Pediatric hospitalists should be able to:

  • Appreciate the key role hospitalists play in ensuring that PPC needs of seriously ill children are addressed.
  • Recognize that PPC is appropriate throughout the course of serious illness and should be equitably provided to all children who may benefit from these services.
  • Recognize the importance of empathetic, culturally sensitive communication.
  • Acknowledge personal attitudes and biases and their influence on care of seriously ill or dying patients from a physical, psychosocial, and spiritual perspective.
  • Exemplify ethical behavior in rendering care for these patients and their family/caregivers.
  • Reflect on the value of and engage in self-care to cope with the stress of caring for seriously ill patients.
  • Realize and address gaps in personal knowledge, skills, and attitudes regarding PPC through professional education.
  • Recognize the importance of building therapeutic relationships with seriously ill children and the family/caregivers.
  • Recognize that PPC is patient- and family-centered and that treatment plans should be aligned with GOC of patients and the family/caregivers.
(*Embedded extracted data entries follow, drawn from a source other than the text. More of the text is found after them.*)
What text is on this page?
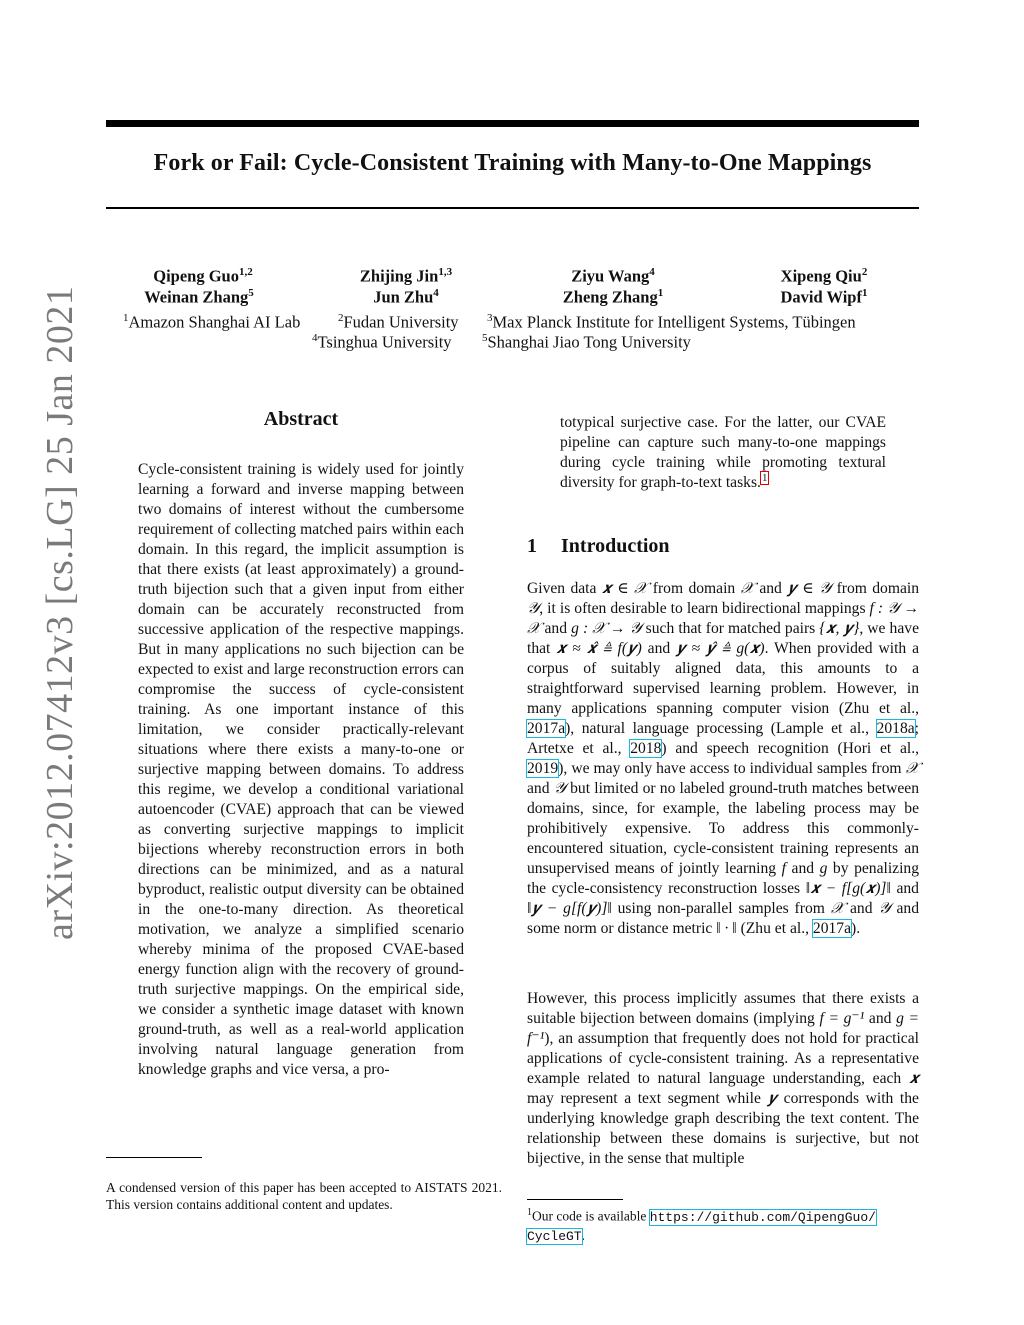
arXiv:2012.07412v3 [cs.LG] 25 Jan 2021
Fork or Fail: Cycle-Consistent Training with Many-to-One Mappings
Qipeng Guo$^{1,2}$	Zhijing Jin$^{1,3}$	Ziyu Wang$^4$	Xipeng Qiu$^2$
Weinan Zhang$^5$	Jun Zhu$^4$	Zheng Zhang$^1$	David Wipf$^1$
$^1$Amazon Shanghai AI Lab	$^2$Fudan University	$^3$Max Planck Institute for Intelligent Systems, Tübingen
$^4$Tsinghua University	$^5$Shanghai Jiao Tong University
Abstract
Cycle-consistent training is widely used for jointly learning a forward and inverse mapping between two domains of interest without the cumbersome requirement of collecting matched pairs within each domain. In this regard, the implicit assumption is that there exists (at least approximately) a ground-truth bijection such that a given input from either domain can be accurately reconstructed from successive application of the respective mappings. But in many applications no such bijection can be expected to exist and large reconstruction errors can compromise the success of cycle-consistent training. As one important instance of this limitation, we consider practically-relevant situations where there exists a many-to-one or surjective mapping between domains. To address this regime, we develop a conditional variational autoencoder (CVAE) approach that can be viewed as converting surjective mappings to implicit bijections whereby reconstruction errors in both directions can be minimized, and as a natural byproduct, realistic output diversity can be obtained in the one-to-many direction. As theoretical motivation, we analyze a simplified scenario whereby minima of the proposed CVAE-based energy function align with the recovery of ground-truth surjective mappings. On the empirical side, we consider a synthetic image dataset with known ground-truth, as well as a real-world application involving natural language generation from knowledge graphs and vice versa, a pro-
A condensed version of this paper has been accepted to AISTATS 2021. This version contains additional content and updates.
totypical surjective case. For the latter, our CVAE pipeline can capture such many-to-one mappings during cycle training while promoting textural diversity for graph-to-text tasks.$^1$
1 Introduction
Given data 𝒙 ∈ 𝒳 from domain 𝒳 and 𝒚 ∈ 𝒴 from domain 𝒴, it is often desirable to learn bidirectional mappings f : 𝒴 → 𝒳 and g : 𝒳 → 𝒴 such that for matched pairs {𝒙, 𝒚}, we have that 𝒙 ≈ 𝒙̂ ≜ f(𝒚) and 𝒚 ≈ 𝒚̂ ≜ g(𝒙). When provided with a corpus of suitably aligned data, this amounts to a straightforward supervised learning problem. However, in many applications spanning computer vision (Zhu et al., 2017a), natural language processing (Lample et al., 2018a; Artetxe et al., 2018) and speech recognition (Hori et al., 2019), we may only have access to individual samples from 𝒳 and 𝒴 but limited or no labeled ground-truth matches between domains, since, for example, the labeling process may be prohibitively expensive. To address this commonly-encountered situation, cycle-consistent training represents an unsupervised means of jointly learning f and g by penalizing the cycle-consistency reconstruction losses ‖𝒙 − f[g(𝒙)]‖ and ‖𝒚 − g[f(𝒚)]‖ using non-parallel samples from 𝒳 and 𝒴 and some norm or distance metric ‖ · ‖ (Zhu et al., 2017a).
However, this process implicitly assumes that there exists a suitable bijection between domains (implying f = g⁻¹ and g = f⁻¹), an assumption that frequently does not hold for practical applications of cycle-consistent training. As a representative example related to natural language understanding, each 𝒙 may represent a text segment while 𝒚 corresponds with the underlying knowledge graph describing the text content. The relationship between these domains is surjective, but not bijective, in the sense that multiple
$^1$Our code is available https://github.com/QipengGuo/
CycleGT.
Systems Organization and Improvement

In order to improve efficiency and quality within their organizations, pediatric hospitalists should:

  • Lead, coordinate, or participate in organizational efforts to provide PPC/PHC education.
  • Collaborate with hospital administration and community partners to ensure efficient access to appropriate consultants necessary for success of these programs for children.
  • Advocate for development of PPC and PHC resources within the institution and local community.
  • Lead, coordinate, or participate in institutional initiatives aimed at improving care of seriously ill children, including improved advanced care planning or symptom management care pathways.